Dear Friends of the Y:
There are some days when we have the great fortune to meet a person who inspires us by doing what they do, in a quiet and unassuming way. Work that carries on unselfishly and improves the lives of others. Last week week’s presentation of two YMCA Peace Medals provided all in attendance with that opportunity.
Mezaun Hodge, the medal recipient for the Brockville area, spoke about her experience growing up in the 70s and 80s when there weren’t any resources or anywhere to turn to when faced with race-related issues, and experienced racism was wasn’t discussed. It’s not a scenario she wants for kids today. “I want them to feel safe and to be able to come forward and talk about it. No one should be embarrassed about who they are or what religion they practice. We should celebrate what makes us different and unique.” This is the vision behind Diversity Advisory Coalition of Leeds & Grenville (DAC), which she co-founded in 2020. She is dedicated to educating others on the importance of disrupting racism and building a more inclusive community, now and for future generations.
Heather Haynes was awarded the Peace Medal for Kingston and area. Her mission is to support some of the most vulnerable children and women in the Democratic Republic of Congo and includes educating more than 400 children and providing salaries for 23 teachers and auxiliary staff at a school she and her supporters built. This is in addition to providing housing for 30 of the youngest orphans in the community. Her relationship with the community inspired her to create an 80-painting art installation entitled Wall of Courage and form a non-profit called The Art of Courage where people can donate, sponsor a child, volunteer or show support a myriad of ways. She said that: “Providing for the children has been my main focus and I have had to think way outside of the box to find solutions [for fundraising during the pandemic]. This is how I ended up with producing The Common Thread, a short documentary about my pursuit to find purpose in what I create and my struggle to understand why much of Western society ignores the violence in other parts of the world.” Heather is looking for partners and hopes to find 10 new child sponsors before Christmas.
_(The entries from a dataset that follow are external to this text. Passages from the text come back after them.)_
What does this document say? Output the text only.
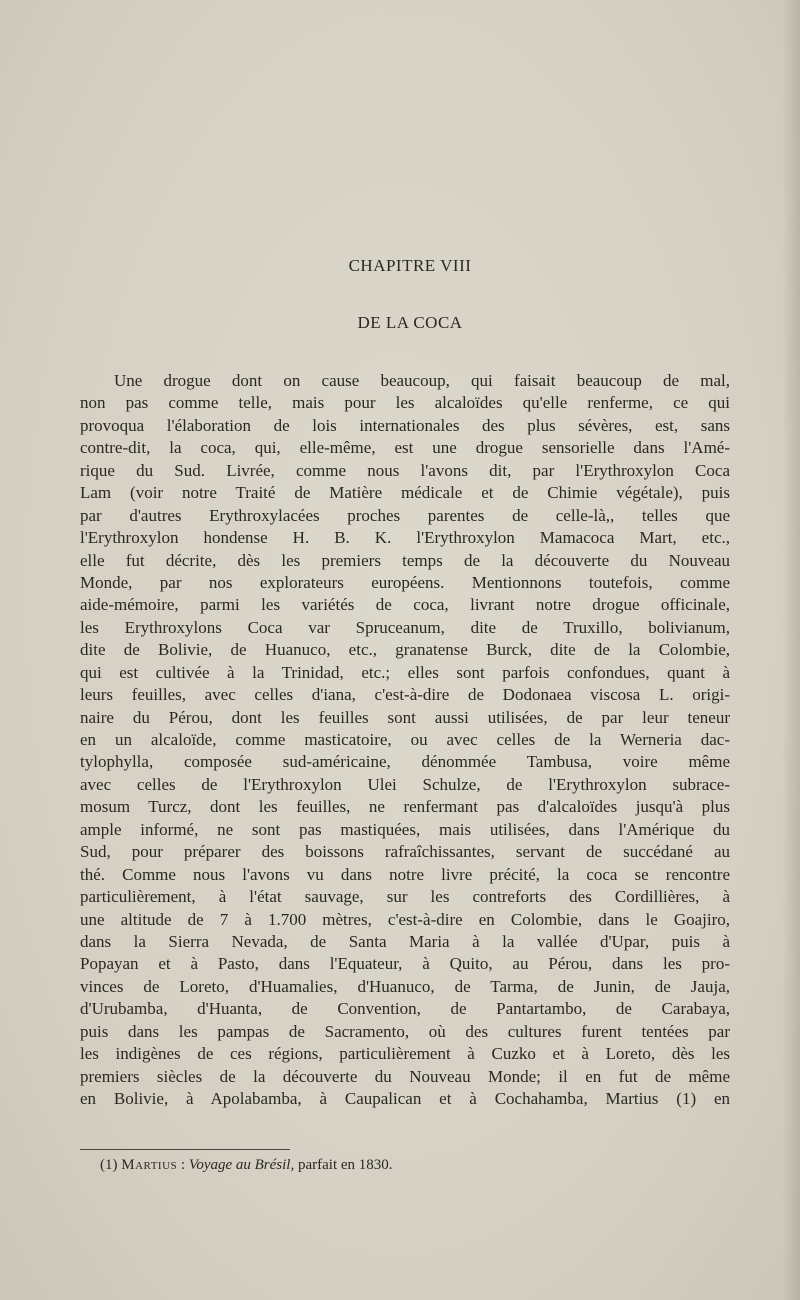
CHAPITRE VIII
DE LA COCA
Une drogue dont on cause beaucoup, qui faisait beaucoup de mal,
non pas comme telle, mais pour les alcaloïdes qu'elle renferme, ce qui
provoqua l'élaboration de lois internationales des plus sévères, est, sans
contre-dit, la coca, qui, elle-même, est une drogue sensorielle dans l'Amé-
rique du Sud. Livrée, comme nous l'avons dit, par l'Erythroxylon Coca
Lam (voir notre Traité de Matière médicale et de Chimie végétale), puis
par d'autres Erythroxylacées proches parentes de celle-là,, telles que
l'Erythroxylon hondense H. B. K. l'Erythroxylon Mamacoca Mart, etc.,
elle fut décrite, dès les premiers temps de la découverte du Nouveau
Monde, par nos explorateurs européens. Mentionnons toutefois, comme
aide-mémoire, parmi les variétés de coca, livrant notre drogue officinale,
les Erythroxylons Coca var Spruceanum, dite de Truxillo, bolivianum,
dite de Bolivie, de Huanuco, etc., granatense Burck, dite de la Colombie,
qui est cultivée à la Trinidad, etc.; elles sont parfois confondues, quant à
leurs feuilles, avec celles d'iana, c'est-à-dire de Dodonaea viscosa L. origi-
naire du Pérou, dont les feuilles sont aussi utilisées, de par leur teneur
en un alcaloïde, comme masticatoire, ou avec celles de la Werneria dac-
tylophylla, composée sud-américaine, dénommée Tambusa, voire même
avec celles de l'Erythroxylon Ulei Schulze, de l'Erythroxylon subrace-
mosum Turcz, dont les feuilles, ne renfermant pas d'alcaloïdes jusqu'à plus
ample informé, ne sont pas mastiquées, mais utilisées, dans l'Amérique du
Sud, pour préparer des boissons rafraîchissantes, servant de succédané au
thé. Comme nous l'avons vu dans notre livre précité, la coca se rencontre
particulièrement, à l'état sauvage, sur les contreforts des Cordillières, à
une altitude de 7 à 1.700 mètres, c'est-à-dire en Colombie, dans le Goajiro,
dans la Sierra Nevada, de Santa Maria à la vallée d'Upar, puis à
Popayan et à Pasto, dans l'Equateur, à Quito, au Pérou, dans les pro-
vinces de Loreto, d'Huamalies, d'Huanuco, de Tarma, de Junin, de Jauja,
d'Urubamba, d'Huanta, de Convention, de Pantartambo, de Carabaya,
puis dans les pampas de Sacramento, où des cultures furent tentées par
les indigènes de ces régions, particulièrement à Cuzko et à Loreto, dès les
premiers siècles de la découverte du Nouveau Monde; il en fut de même
en Bolivie, à Apolabamba, à Caupalican et à Cochahamba, Martius (1) en
(1) Martius : Voyage au Brésil, parfait en 1830.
Looking out at the audience while Mezaun and Heather spoke, I could tell that I wasn’t the only one who was moved. Their words resonated perhaps more so given the time of year and as we all continue to grapple with the effects of the pandemic and the increasing divisiveness that seems to surround us.
This has been a challenging year, but one that has also provided opportunities to think differently and to reach out to others in our communities to gauge where the Y can play a role, including work on the international stage. (More on this in the new year.)
Heading into the holidays, I feel inspired by the efforts of those who surround me and am optimistic for what we can achieve together the year ahead.
Whether you are celebrating this holiday season or simply having a bit of a break, I wish you and your loved ones a restful and happy holiday and a very happy new year.
I would also like to take this opportunity to thank Y staff for all their great work this year. I hope they are able to spend time with friends and family, and to take time to relax and rejuvenate. For myself, I will be enjoying the outdoors, and a trip to Toronto with Jean and Declan (Go, Raptors!), then spending New Years Eve with my mom in my hometown of Woodstock, Ontario.
My very best wishes to you as we look to our futures, forging a path of peace.